Don’t go looking for anything out and doing random drug test or alcohol test or whatever, just look at your personnel files. If you look at the personnel files, you will see, totally unreliable, they don’t understand time table, clients perpetually let down, high incidence of death of grandmothers and other causes for absenteeism. Sectaries who just can’t work with them, “Lovely fellow but I just can’t work with him.”
So, you see the consequences of their behaviour of the addictive potential, coming right across the board and you would see exactly that in childhood.
Now the middle classes like their children to do well at school and therefore we have a number of diagnoses which explain when our children do not. Dyslexia is one, attention deficit hyperactivity disorder is another one, depression is the third.
We love to have these explanations that account for our children to have a particular problem that we can understand and we can say, “Ah, no I understand it. Now it explains everything.” And I don’t make myself terribly popular when I say, “We’ll actually that child is an addict in the making.” Well you can understand then, none of us votes for that. We don’t want our children to have an addictive potential. We want the problem to be either with the school or with something intellectual such as dyslexia or whatever. I’m not saying dyslexia doesn’t exist, it does. But what I’m saying is that it’s vastly over- diagnose same as myalgic encephalopathy, ME “yuppy flu” is vastly over-diagnose.

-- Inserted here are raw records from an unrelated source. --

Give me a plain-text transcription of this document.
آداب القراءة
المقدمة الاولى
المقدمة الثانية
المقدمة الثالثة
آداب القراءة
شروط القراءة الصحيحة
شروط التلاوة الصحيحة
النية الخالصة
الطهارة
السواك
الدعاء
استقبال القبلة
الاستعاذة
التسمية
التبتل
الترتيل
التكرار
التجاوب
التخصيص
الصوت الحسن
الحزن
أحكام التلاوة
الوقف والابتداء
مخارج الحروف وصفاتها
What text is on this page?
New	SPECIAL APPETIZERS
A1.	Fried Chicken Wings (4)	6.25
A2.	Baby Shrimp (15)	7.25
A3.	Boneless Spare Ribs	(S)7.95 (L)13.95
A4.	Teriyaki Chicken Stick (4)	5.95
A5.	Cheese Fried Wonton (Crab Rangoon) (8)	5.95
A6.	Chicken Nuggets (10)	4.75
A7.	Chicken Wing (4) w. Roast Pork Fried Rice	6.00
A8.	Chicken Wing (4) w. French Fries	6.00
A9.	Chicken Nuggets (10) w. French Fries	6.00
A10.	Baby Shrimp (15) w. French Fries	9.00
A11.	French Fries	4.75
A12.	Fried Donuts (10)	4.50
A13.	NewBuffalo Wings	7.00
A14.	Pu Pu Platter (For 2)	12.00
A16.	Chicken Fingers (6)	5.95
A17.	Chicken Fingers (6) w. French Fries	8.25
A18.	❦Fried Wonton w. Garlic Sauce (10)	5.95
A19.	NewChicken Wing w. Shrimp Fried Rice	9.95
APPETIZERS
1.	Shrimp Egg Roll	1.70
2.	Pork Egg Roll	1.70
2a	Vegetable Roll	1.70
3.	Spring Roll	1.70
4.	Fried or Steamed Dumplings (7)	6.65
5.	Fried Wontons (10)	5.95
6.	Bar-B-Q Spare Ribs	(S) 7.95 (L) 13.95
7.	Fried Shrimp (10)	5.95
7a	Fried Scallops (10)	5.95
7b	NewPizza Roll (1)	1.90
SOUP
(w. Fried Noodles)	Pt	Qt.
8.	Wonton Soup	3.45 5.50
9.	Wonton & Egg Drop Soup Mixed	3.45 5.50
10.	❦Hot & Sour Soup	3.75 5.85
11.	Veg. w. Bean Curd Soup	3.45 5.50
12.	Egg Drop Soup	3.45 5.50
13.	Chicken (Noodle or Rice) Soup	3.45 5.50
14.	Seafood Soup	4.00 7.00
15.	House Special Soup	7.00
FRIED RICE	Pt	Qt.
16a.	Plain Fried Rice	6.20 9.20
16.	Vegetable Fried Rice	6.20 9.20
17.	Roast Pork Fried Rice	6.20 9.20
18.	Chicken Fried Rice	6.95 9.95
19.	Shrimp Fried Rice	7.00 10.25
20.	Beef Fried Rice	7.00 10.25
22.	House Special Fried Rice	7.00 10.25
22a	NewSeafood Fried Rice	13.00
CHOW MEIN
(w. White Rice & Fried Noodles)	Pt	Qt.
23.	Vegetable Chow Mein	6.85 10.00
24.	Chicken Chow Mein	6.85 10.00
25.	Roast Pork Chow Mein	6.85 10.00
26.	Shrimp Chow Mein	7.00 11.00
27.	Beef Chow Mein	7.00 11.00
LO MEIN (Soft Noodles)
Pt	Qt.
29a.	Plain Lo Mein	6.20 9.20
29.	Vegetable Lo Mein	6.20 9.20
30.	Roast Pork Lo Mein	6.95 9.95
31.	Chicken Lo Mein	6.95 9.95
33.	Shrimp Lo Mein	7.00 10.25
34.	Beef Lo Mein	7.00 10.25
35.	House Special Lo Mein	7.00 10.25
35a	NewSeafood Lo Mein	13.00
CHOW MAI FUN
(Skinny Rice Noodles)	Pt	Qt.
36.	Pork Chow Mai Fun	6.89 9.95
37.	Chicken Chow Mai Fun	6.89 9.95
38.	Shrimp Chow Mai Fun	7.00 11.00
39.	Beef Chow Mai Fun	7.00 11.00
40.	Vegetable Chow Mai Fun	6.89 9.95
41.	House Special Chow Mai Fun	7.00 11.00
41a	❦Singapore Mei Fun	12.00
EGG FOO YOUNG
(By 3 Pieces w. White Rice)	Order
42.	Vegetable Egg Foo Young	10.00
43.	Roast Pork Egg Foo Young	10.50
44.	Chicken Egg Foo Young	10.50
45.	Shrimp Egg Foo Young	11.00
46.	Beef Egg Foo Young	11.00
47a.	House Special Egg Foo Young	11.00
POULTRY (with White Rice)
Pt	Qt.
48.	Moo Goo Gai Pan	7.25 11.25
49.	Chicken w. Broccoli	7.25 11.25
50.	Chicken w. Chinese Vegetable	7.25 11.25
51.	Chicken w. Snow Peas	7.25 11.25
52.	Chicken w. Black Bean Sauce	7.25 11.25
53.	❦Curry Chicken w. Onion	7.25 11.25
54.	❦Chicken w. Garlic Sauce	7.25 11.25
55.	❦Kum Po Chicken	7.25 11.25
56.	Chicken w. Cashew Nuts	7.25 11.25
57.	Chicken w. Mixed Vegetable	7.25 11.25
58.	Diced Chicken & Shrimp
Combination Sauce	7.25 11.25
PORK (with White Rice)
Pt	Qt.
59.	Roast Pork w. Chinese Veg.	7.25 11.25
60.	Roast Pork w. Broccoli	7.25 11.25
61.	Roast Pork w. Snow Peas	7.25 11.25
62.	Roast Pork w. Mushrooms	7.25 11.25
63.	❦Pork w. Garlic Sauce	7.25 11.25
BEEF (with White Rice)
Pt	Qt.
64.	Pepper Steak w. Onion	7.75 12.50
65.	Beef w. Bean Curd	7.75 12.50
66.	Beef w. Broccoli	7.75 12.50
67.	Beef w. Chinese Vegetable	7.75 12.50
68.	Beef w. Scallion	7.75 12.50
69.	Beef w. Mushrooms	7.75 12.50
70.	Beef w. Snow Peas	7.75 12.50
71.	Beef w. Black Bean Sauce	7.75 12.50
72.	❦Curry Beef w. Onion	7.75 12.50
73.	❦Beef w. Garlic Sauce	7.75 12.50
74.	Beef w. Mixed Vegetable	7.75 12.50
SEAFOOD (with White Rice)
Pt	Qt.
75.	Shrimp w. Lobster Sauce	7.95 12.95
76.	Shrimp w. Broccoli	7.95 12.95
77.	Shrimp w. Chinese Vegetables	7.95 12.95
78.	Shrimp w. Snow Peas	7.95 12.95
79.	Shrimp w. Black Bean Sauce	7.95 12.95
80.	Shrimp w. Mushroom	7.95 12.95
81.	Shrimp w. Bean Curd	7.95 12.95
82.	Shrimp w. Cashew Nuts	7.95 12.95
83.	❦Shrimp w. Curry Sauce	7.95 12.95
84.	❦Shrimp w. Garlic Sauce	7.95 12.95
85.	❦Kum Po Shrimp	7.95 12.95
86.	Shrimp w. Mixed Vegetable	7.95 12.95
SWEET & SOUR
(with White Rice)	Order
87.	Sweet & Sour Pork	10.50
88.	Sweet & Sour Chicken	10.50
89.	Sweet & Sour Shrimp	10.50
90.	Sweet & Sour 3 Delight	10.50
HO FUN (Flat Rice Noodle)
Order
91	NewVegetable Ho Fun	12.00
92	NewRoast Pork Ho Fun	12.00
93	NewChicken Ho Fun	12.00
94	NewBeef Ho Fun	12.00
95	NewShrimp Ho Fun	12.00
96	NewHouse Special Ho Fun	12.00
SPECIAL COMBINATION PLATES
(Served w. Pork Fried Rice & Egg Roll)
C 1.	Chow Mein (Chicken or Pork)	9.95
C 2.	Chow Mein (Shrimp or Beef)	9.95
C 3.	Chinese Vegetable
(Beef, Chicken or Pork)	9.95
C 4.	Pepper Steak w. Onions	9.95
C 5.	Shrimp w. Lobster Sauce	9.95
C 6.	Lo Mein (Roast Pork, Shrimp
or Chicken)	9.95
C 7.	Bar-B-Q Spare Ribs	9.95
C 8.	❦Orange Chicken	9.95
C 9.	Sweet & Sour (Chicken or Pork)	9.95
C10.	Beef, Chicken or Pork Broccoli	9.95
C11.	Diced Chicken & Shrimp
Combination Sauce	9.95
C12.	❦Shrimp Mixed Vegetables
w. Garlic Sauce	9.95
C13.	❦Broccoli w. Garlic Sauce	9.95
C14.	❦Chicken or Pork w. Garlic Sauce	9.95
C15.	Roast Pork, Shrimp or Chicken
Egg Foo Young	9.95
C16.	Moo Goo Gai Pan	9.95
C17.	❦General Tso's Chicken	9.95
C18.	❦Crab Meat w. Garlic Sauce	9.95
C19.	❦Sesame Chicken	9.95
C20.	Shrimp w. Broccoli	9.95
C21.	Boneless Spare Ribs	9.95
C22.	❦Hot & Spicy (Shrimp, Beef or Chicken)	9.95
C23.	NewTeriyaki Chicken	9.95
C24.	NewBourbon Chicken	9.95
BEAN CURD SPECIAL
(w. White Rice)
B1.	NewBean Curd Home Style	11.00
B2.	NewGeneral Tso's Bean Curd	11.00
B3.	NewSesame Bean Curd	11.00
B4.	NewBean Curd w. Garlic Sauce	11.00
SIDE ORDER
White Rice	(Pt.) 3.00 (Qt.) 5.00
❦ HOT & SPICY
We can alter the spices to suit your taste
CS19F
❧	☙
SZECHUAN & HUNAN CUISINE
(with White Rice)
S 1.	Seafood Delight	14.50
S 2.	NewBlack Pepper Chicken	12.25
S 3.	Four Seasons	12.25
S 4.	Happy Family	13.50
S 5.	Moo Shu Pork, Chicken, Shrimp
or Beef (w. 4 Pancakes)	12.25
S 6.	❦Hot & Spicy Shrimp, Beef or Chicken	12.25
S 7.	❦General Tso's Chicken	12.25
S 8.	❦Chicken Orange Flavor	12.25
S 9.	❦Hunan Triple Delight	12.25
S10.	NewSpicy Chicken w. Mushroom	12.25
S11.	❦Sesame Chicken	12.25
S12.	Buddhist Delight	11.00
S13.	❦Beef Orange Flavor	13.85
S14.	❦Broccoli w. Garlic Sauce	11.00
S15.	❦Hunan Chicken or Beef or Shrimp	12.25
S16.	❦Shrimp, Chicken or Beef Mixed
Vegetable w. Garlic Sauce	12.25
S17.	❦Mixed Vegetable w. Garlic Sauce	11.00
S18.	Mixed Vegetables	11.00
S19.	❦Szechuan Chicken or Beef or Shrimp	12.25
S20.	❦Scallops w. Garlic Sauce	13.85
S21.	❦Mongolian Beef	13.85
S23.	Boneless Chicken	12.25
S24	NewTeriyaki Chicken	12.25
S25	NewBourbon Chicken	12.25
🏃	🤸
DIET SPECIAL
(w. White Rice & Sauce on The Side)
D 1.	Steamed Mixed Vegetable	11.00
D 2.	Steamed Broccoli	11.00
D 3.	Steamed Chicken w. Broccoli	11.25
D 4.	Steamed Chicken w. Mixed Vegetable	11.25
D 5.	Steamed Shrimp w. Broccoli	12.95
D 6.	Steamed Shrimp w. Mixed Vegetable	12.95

And there are people who genuinely have got ME as result of exposure to the Epstein-Barr virus. And they get very depressed and they can’t cope and all the rest of it and they have genuine ME. But it’s what I call a band wagon disease. Other people jump on that band wagon and say, “Yes, I’ve got it to.” And there’s no evidence for it.”Well I feel tired and I feel lonely and I feel this, and I feel that” And they’re all trying to jump on the band wagon of people who have genuine illness. And the same thing happens with dyslexia, and the thing happen with ADHD, and other reasons for childhood disturbance.
And quite commonly what we find is the actual cause behind it was an addictive nature.